CI selects EVAL_MODEL from configured secrets. If EVAL_MODEL is unset, it chooses a default from the first available provider key.

Run live evals when:

  • SKILL.md changes
  • eval criteria change
  • examples that steer behavior change
  • supported model changes
  • a drift incident is suspected

Record model, date, and failure summary in PR notes when live evals are run.

Prompt Compression Policy

Do not blindly compress full SKILL.md files.
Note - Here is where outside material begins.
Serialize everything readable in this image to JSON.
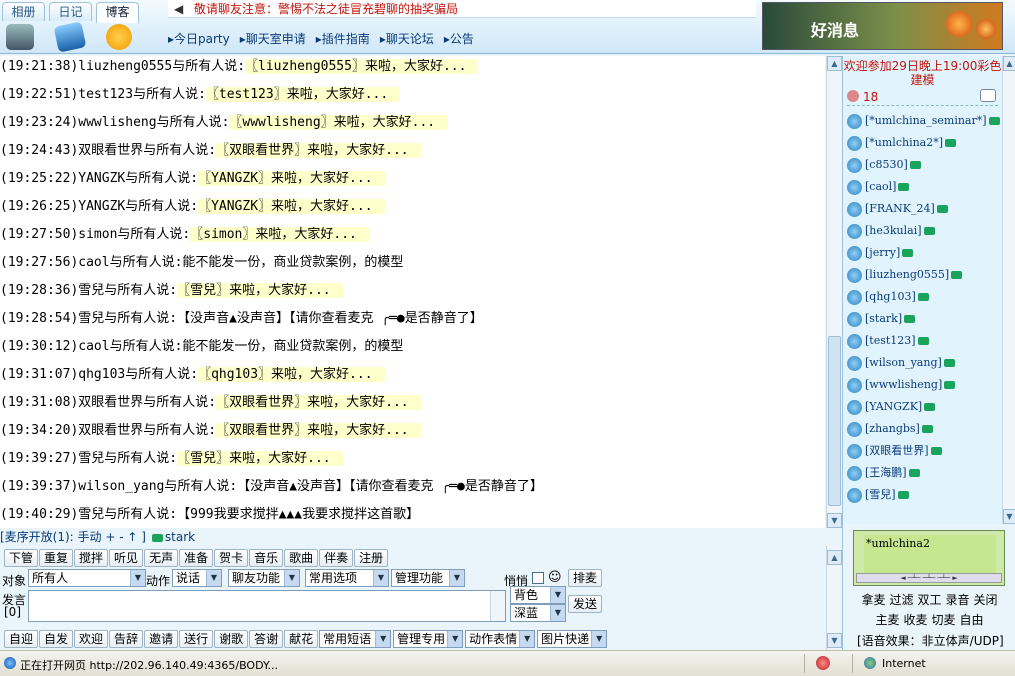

Compression can remove trigger words, weaken refusal rules, or change the exact output contract.

Safe targets:

  • AGENTS.md
  • internal notes
  • duplicate prose in docs
  • long examples after eval coverage exists

Unsafe targets:

  • box output templates
  • acceptance criteria rules
  • refusal tables
  • invoke-mode trigger lists
  • persona names

After any compression, run npm run quality and live promptfoo evals for affected skills.

Review Checklist

  • Does change preserve deterministic box formats?
  • Does it avoid generic "as a user" language?
  • Does it keep SKILL.md, examples, rubrics, and evals aligned?
  • Does every behavioral change add or update an eval?
  • Does skills.json still match skill paths and versions?
  • Does applyTo still describe only trigger phrases for the owning skill?
  • Does npm run quality pass?
  • Were live promptfoo evals run when behavior changed?

Drift Review Cadence

Run full live evals:

  • before each release
  • after provider model upgrades
  • after significant skill rewrites
  • quarterly for baseline drift detection

Compare failures against previous outputs, then tighten instructions or eval rubrics.